During my engineering studies, I had the opportunity to do internships in a research lab and several companies. I enjoyed different aspects of both work environments: for example, real-life problems in industry and relative freedom in research. That is one main reason, why I chose to do a PhD in an industrial environment. The principal contribution of my PhD was indeed to integrate and evaluate security solutions into industrial embedded mixed-criticality systems, using a commercial industrial platform.

The STEM areas are typically male dominated. Did you felt any difference concerning the opportunities given to women, when moving from an academic environment to the industry?

I did not feel a difference between my studies in the university and working in the industry in regard to opportunities given to women. As there were very few women in my computer science course, I logically met very few women with programming skills in the companies where I worked.
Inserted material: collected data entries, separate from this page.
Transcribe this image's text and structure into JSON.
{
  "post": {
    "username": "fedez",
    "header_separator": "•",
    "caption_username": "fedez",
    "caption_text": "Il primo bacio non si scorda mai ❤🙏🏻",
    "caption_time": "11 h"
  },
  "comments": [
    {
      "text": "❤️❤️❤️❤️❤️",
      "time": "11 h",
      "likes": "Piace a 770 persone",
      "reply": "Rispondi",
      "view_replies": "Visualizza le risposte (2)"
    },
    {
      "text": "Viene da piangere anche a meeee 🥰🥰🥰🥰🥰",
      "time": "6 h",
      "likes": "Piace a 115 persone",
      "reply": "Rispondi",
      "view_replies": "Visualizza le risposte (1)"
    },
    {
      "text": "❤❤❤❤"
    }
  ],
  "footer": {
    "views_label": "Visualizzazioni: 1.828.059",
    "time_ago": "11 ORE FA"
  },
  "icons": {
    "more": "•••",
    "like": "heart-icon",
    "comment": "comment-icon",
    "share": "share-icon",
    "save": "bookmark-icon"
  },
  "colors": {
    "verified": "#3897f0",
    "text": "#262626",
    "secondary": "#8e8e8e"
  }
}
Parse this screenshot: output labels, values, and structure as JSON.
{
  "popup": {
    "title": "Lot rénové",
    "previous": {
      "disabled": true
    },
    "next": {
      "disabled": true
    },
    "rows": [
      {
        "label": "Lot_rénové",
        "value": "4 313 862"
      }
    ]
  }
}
Can you tell us about what you are working on in the context of ADMORPH?

In ADMORPH, I am responsible for SYSGO’s contributions in the project. I have been working on developing PikeOS (i.e. SYSGO’s real-time hypervisor) extensions to support runtime mechanisms in ADMORPH system architecture. These include fault detection methods and adaptation solutions to support ADMORPH use-cases.

My main focus is on the topic of fault and intrusion detection, which is directly related to my PhD work. I contributed to the implementation of a hardware-assisted framework based on ARM CoreSight processor tracing technology to implement transparent control-flow monitoring of a user-level application during runtime. I participated to the evaluation of this monitoring framework in a real-life environment using PikeOS real-time hypervisor and a commercial hardware target.

Finally, if you would be talking to young girls about their future career, would you try to convince them about the relevance of working in a technological area? How would you motivate them?

Since I started to study general science and then when I specialized in computer science, the ratio of girls fell down below 10%. In my opinion, this result is mostly due to personal choices (without constraint), which are influenced by our day-to-day environment: family, role models, school, medias, politics, etc. Changing the society towards more gender equality is a non-trivial political goal. I do not think that one speech can easily make someone change his/her mind on such personal matter.

Hence, more than convincing young girls to choose a career in a technological area, I would emphasize the need for them to do what they like and to be independent, so that they can be free to make their own choices.

Thanks a lot for your answers, Marine!